Society: SSAT
LIVE STREAM SESSION
Introduction. Microvascular invasion (MVI) is the main risk factor for overall mortality and recurrence after surgery for hepatocellular carcinoma (HCC). Its diagnosis can be made only postoperatively on the histological specimen. The aim of this preliminary study was to train machine-learning models to predict MVI on preoperative CT scan (fig.1).
Methods. Clinical data and 3-phases CT scans were retrospectively collected among 4 Italian centres. DICOM files were manually segmented to detect the liver and the tumor(s). An already available segmentation algorithm (Nnunet) was retrained to obtain automatic detection focused on HCC. An implementation was added to automatically extract radiomics features from the tumoral, peritumoral (among 5mm from the tumor margin) and healthy liver areas in each phase. Performance comparison between manual and algorithm segmentations was measured by intersection over union (Jaccard Index). Data obtained were explored and principal component analysis (PCA) was performed to reduce the dimensions of the dataset, keeping only the PC’s explaining 95% of the variability. After normalization, data were divided between training (70%) and test (30%) sets. Random-Forest (RF), fully connected MLP Artificial neural network (neuralnet) and extreme gradient boosting (XGB) models were fitted to predict MVI. Hyperparameters tuning was made per each model to reduce the out-of-bag error. Prediction accuracy was estimated in the test set and employed as the study end-point.
Results. Between 2008 and 2022, 218 consecutive preoperative CT scans of patients affected by HCC and submitted to surgery were collected with the relative clinical data. At the histological specimen, 72 (33.02%) patients had MVI. The Jaccard index between manual and algorithm segmentations was overall 90%. First and second order radiomics features were extracted, obtaining 672 variables per patient. After data exploration, PCA selected 58 dimensions explaining >95% of the variance. After standardization and normalization, RF, neuralnet and XGB were fitted to predict the presence of MVI. Tuning parameters were: 1) RF: n.tree=500, mtry=30; 2) Neuralnet: 2 hidden layer with 40 and 20 neurons, learning rate= 0.001, threshold for termination= 1%, activation function= sigmoid; 3) XGB: nrounds = 100, max_depth = 3, eta = 0.3. The models were then fitted in the testset to estimate prediction accuracy by confusion-matrix. RF was the best performer (Acc=98.4%, 95%CI: 0.91-0.99, Sens: 95.2%, Spec: 100%, PPV: 100% and NPV: 97.7%, fig.2).

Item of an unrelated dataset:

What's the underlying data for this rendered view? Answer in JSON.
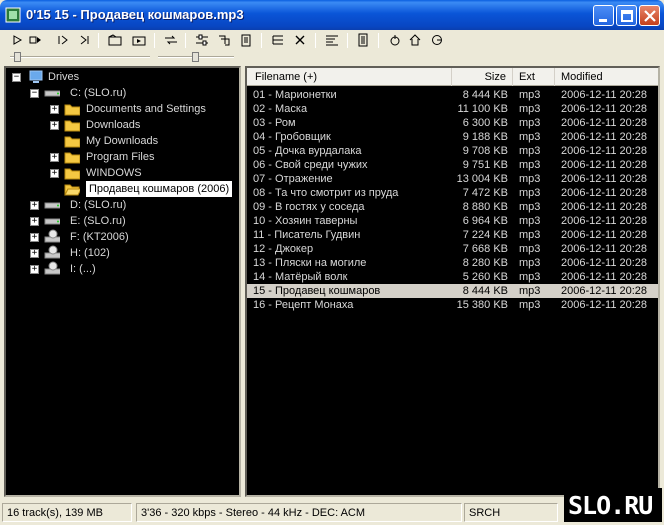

Conclusion. Our model allowed an impressive prediction accuracy of the presence of MVI at the time of HCC diagnosis, never reached until now. This could lead to change the treatment allocation, the surgical extension and the follow-up strategy for those patients. The algorithm will be freely distributed online for medical purpose.

Fig.1 The steps of the study. From 3-phases CT scans, automatic segmentation of the liver and the tumor were obtained by a modified Nnunet. Automatic radiomics features extraction were obtained, and 3 models (RF, ANN and XGB) were fitted to predict MVI.
Fig.2 confusion matrices per each model investigated, reporting the accuracy and the number of true and false positive and negative cases identified.